In a new bug bounty program, GitHub is specifically reaching out to white/gray-hat hackers in the security community to find all the nooks and crannies where bad guys might sneak into its codebase.
Said hackers find the vulnerabilities, they collect the bounty (both cash via PayPal and “points” for the leaderboard — sorry, no flipping Bitcoins), and everybody wins.
Right now, GitHub is seeking “researchers” to poke holes in the GitHub API, Gist (GitHub’s code snippet service), and GitHub.com. Bounty hunters can expect rewards ranging from $100 to $5,000, and people ages 13 and up from around the world (except trade-embargoed/governmentally sanctioned countries such as Cuba and the Sudan) are encouraged to participate.

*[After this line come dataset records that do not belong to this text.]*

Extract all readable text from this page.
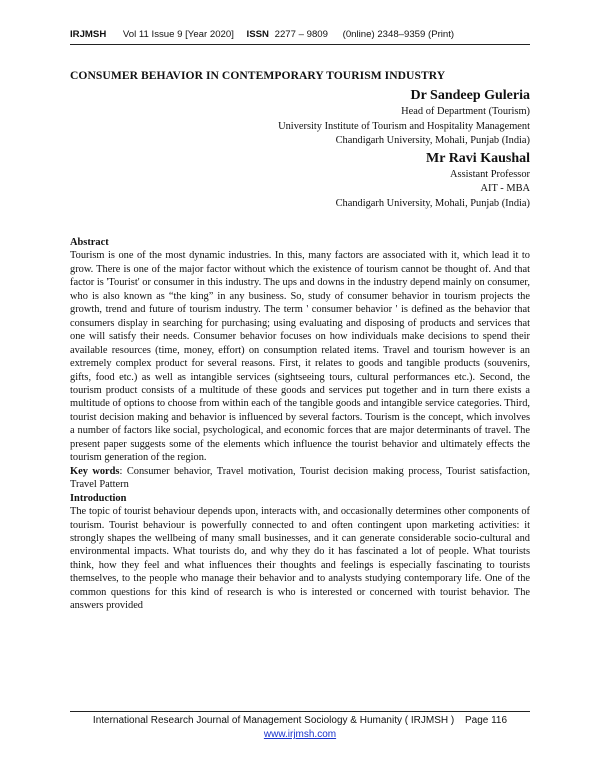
IRJMSH Vol 11 Issue 9 [Year 2020] ISSN 2277 – 9809 (0nline) 2348–9359 (Print)
CONSUMER BEHAVIOR IN CONTEMPORARY TOURISM INDUSTRY
Dr Sandeep Guleria
Head of Department (Tourism)
University Institute of Tourism and Hospitality Management
Chandigarh University, Mohali, Punjab (India)
Mr Ravi Kaushal
Assistant Professor
AIT - MBA
Chandigarh University, Mohali, Punjab (India)
Abstract

Tourism is one of the most dynamic industries. In this, many factors are associated with it, which lead it to grow. There is one of the major factor without which the existence of tourism cannot be thought of. And that factor is 'Tourist' or consumer in this industry. The ups and downs in the industry depend mainly on consumer, who is also known as “the king” in any business. So, study of consumer behavior in tourism projects the growth, trend and future of tourism industry. The term ' consumer behavior ' is defined as the behavior that consumers display in searching for purchasing; using evaluating and disposing of products and services that one will satisfy their needs. Consumer behavior focuses on how individuals make decisions to spend their available resources (time, money, effort) on consumption related items. Travel and tourism however is an extremely complex product for several reasons. First, it relates to goods and tangible products (souvenirs, gifts, food etc.) as well as intangible services (sightseeing tours, cultural performances etc.). Second, the tourism product consists of a multitude of these goods and services put together and in turn there exists a multitude of options to choose from within each of the tangible goods and intangible service categories. Third, tourist decision making and behavior is influenced by several factors. Tourism is the concept, which involves a number of factors like social, psychological, and economic forces that are major determinants of travel. The present paper suggests some of the elements which influence the tourist behavior and ultimately effects the tourism generation of the region.

Key words: Consumer behavior, Travel motivation, Tourist decision making process, Tourist satisfaction, Travel Pattern

Introduction

The topic of tourist behaviour depends upon, interacts with, and occasionally determines other components of tourism. Tourist behaviour is powerfully connected to and often contingent upon marketing activities: it strongly shapes the wellbeing of many small businesses, and it can generate considerable socio-cultural and environmental impacts. What tourists do, and why they do it has fascinated a lot of people. What tourists think, how they feel and what influences their thoughts and feelings is especially fascinating to tourists themselves, to the people who manage their behavior and to analysts studying contemporary life. One of the common questions for this kind of research is who is interested or concerned with tourist behavior. The answers provided

International Research Journal of Management Sociology & Humanity ( IRJMSH ) Page 116
www.irjmsh.com
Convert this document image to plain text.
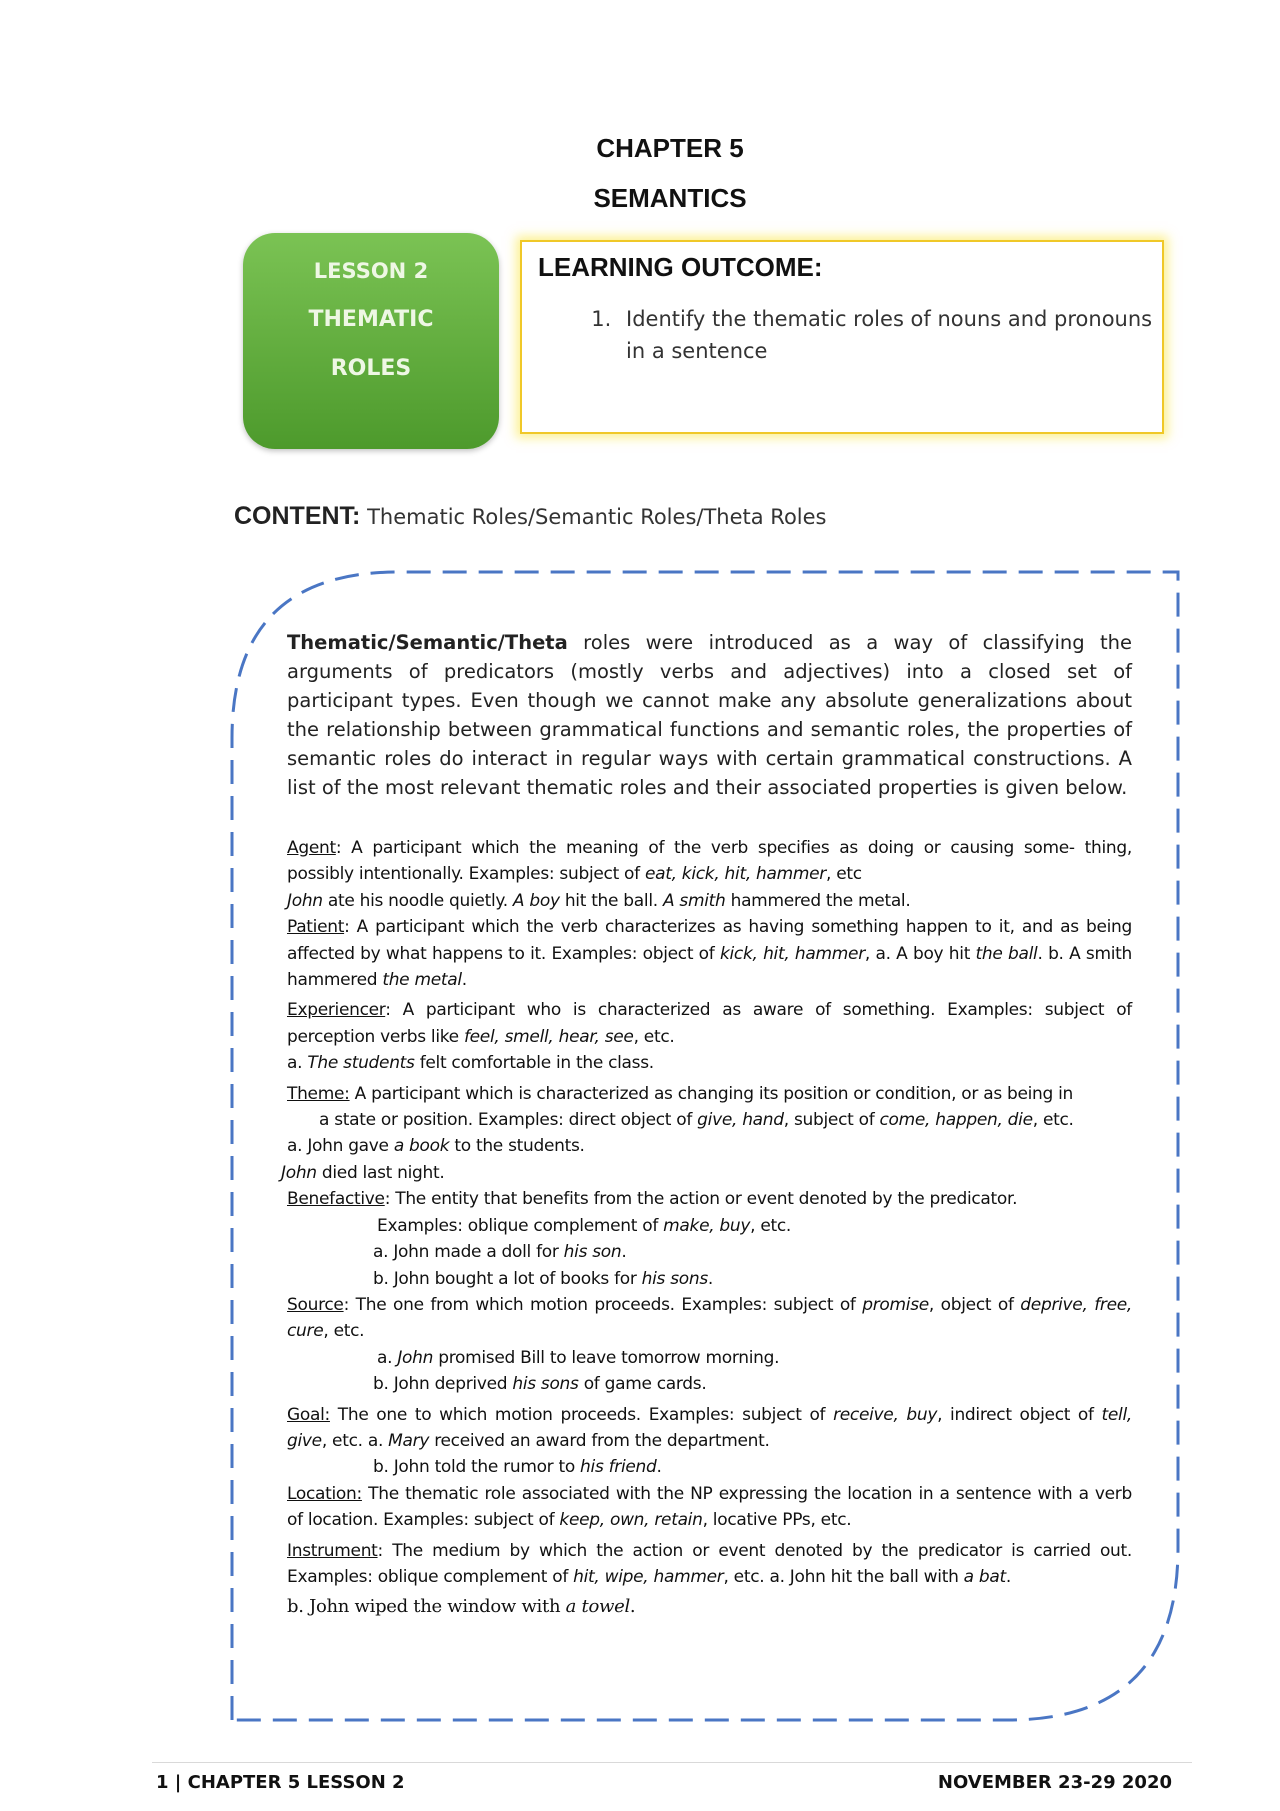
CHAPTER 5
SEMANTICS
LESSON 2
THEMATIC
ROLES
LEARNING OUTCOME:
1. Identify the thematic roles of nouns and pronouns in a sentence
CONTENT: Thematic Roles/Semantic Roles/Theta Roles
Thematic/Semantic/Theta roles were introduced as a way of classifying the arguments of predicators (mostly verbs and adjectives) into a closed set of participant types. Even though we cannot make any absolute generalizations about the relationship between grammatical functions and semantic roles, the properties of semantic roles do interact in regular ways with certain grammatical constructions. A list of the most relevant thematic roles and their associated properties is given below.

Agent: A participant which the meaning of the verb specifies as doing or causing some- thing, possibly intentionally. Examples: subject of eat, kick, hit, hammer, etc

John ate his noodle quietly. A boy hit the ball. A smith hammered the metal.

Patient: A participant which the verb characterizes as having something happen to it, and as being affected by what happens to it. Examples: object of kick, hit, hammer, a. A boy hit the ball. b. A smith hammered the metal.

Experiencer: A participant who is characterized as aware of something. Examples: subject of perception verbs like feel, smell, hear, see, etc.

a. The students felt comfortable in the class.

Theme: A participant which is characterized as changing its position or condition, or as being in

a state or position. Examples: direct object of give, hand, subject of come, happen, die, etc.

a. John gave a book to the students.

John died last night.

Benefactive: The entity that benefits from the action or event denoted by the predicator.

Examples: oblique complement of make, buy, etc.

a. John made a doll for his son.

b. John bought a lot of books for his sons.

Source: The one from which motion proceeds. Examples: subject of promise, object of deprive, free, cure, etc.

a. John promised Bill to leave tomorrow morning.

b. John deprived his sons of game cards.

Goal: The one to which motion proceeds. Examples: subject of receive, buy, indirect object of tell, give, etc. a. Mary received an award from the department.

b. John told the rumor to his friend.

Location: The thematic role associated with the NP expressing the location in a sentence with a verb of location. Examples: subject of keep, own, retain, locative PPs, etc.

Instrument: The medium by which the action or event denoted by the predicator is carried out. Examples: oblique complement of hit, wipe, hammer, etc. a. John hit the ball with a bat.

b. John wiped the window with a towel.

1 | CHAPTER 5 LESSON 2	NOVEMBER 23-29 2020
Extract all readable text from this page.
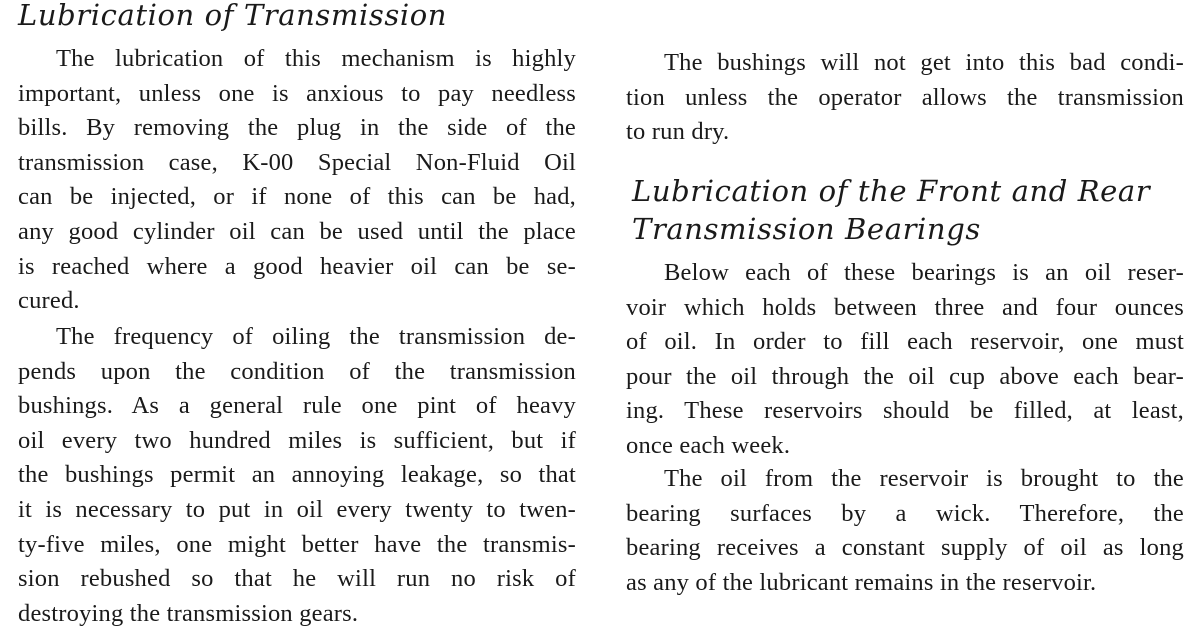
Lubrication of Transmission

The lubrication of this mechanism is highly
important, unless one is anxious to pay needless
bills. By removing the plug in the side of the
transmission case, K-00 Special Non-Fluid Oil
can be injected, or if none of this can be had,
any good cylinder oil can be used until the place
is reached where a good heavier oil can be se-
cured.

The frequency of oiling the transmission de-
pends upon the condition of the transmission
bushings. As a general rule one pint of heavy
oil every two hundred miles is sufficient, but if
the bushings permit an annoying leakage, so that
it is necessary to put in oil every twenty to twen-
ty-five miles, one might better have the transmis-
sion rebushed so that he will run no risk of
destroying the transmission gears.

The bushings will not get into this bad condi-
tion unless the operator allows the transmission
to run dry.

Lubrication of the Front and Rear Transmission Bearings

Below each of these bearings is an oil reser-
voir which holds between three and four ounces
of oil. In order to fill each reservoir, one must
pour the oil through the oil cup above each bear-
ing. These reservoirs should be filled, at least,
once each week.

The oil from the reservoir is brought to the
bearing surfaces by a wick. Therefore, the
bearing receives a constant supply of oil as long
as any of the lubricant remains in the reservoir.
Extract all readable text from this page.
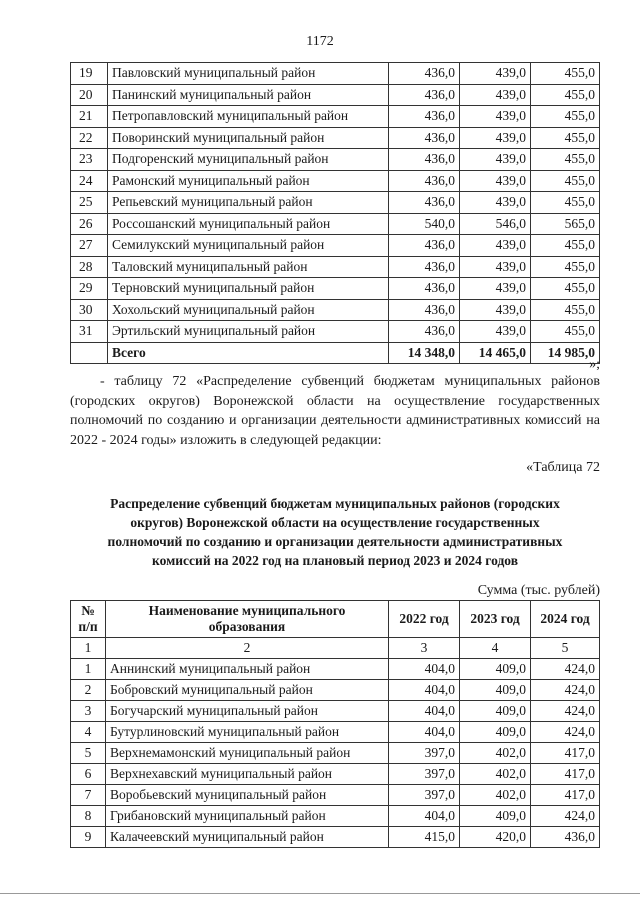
1172
19	Павловский муниципальный район	436,0	439,0	455,0
20	Панинский муниципальный район	436,0	439,0	455,0
21	Петропавловский муниципальный район	436,0	439,0	455,0
22	Поворинский муниципальный район	436,0	439,0	455,0
23	Подгоренский муниципальный район	436,0	439,0	455,0
24	Рамонский муниципальный район	436,0	439,0	455,0
25	Репьевский муниципальный район	436,0	439,0	455,0
26	Россошанский муниципальный район	540,0	546,0	565,0
27	Семилукский муниципальный район	436,0	439,0	455,0
28	Таловский муниципальный район	436,0	439,0	455,0
29	Терновский муниципальный район	436,0	439,0	455,0
30	Хохольский муниципальный район	436,0	439,0	455,0
31	Эртильский муниципальный район	436,0	439,0	455,0
	Всего	14 348,0	14 465,0	14 985,0
»;

- таблицу 72 «Распределение субвенций бюджетам муниципальных районов (городских округов) Воронежской области на осуществление государственных полномочий по созданию и организации деятельности административных комиссий на 2022 - 2024 годы» изложить в следующей редакции:

«Таблица 72

Распределение субвенций бюджетам муниципальных районов (городских округов) Воронежской области на осуществление государственных полномочий по созданию и организации деятельности административных комиссий на 2022 год на плановый период 2023 и 2024 годов

Сумма (тыс. рублей)
№ п/п	Наименование муниципального образования	2022 год	2023 год	2024 год
1	2	3	4	5
1	Аннинский муниципальный район	404,0	409,0	424,0
2	Бобровский муниципальный район	404,0	409,0	424,0
3	Богучарский муниципальный район	404,0	409,0	424,0
4	Бутурлиновский муниципальный район	404,0	409,0	424,0
5	Верхнемамонский муниципальный район	397,0	402,0	417,0
6	Верхнехавский муниципальный район	397,0	402,0	417,0
7	Воробьевский муниципальный район	397,0	402,0	417,0
8	Грибановский муниципальный район	404,0	409,0	424,0
9	Калачеевский муниципальный район	415,0	420,0	436,0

Wouldn’t that be a fun line item on a teenage resume?
Cash rewards will be made at GitHub’s discretion for open bounties and perhaps for vulnerability reports on GitHub’s other apps, which range across a multitude of platforms.
The rules of the program pretty much follow the “don’t be a d**k” line of thinking: Don’t publicly expose a bug that hasn’t been fixed yet; don’t hack into someone else’s account or compromise other users’ data; don’t mess with scanners, DDoS attacks, or non-technical attacks.
The company will be opening up more bounties as time goes by. Happy hacking!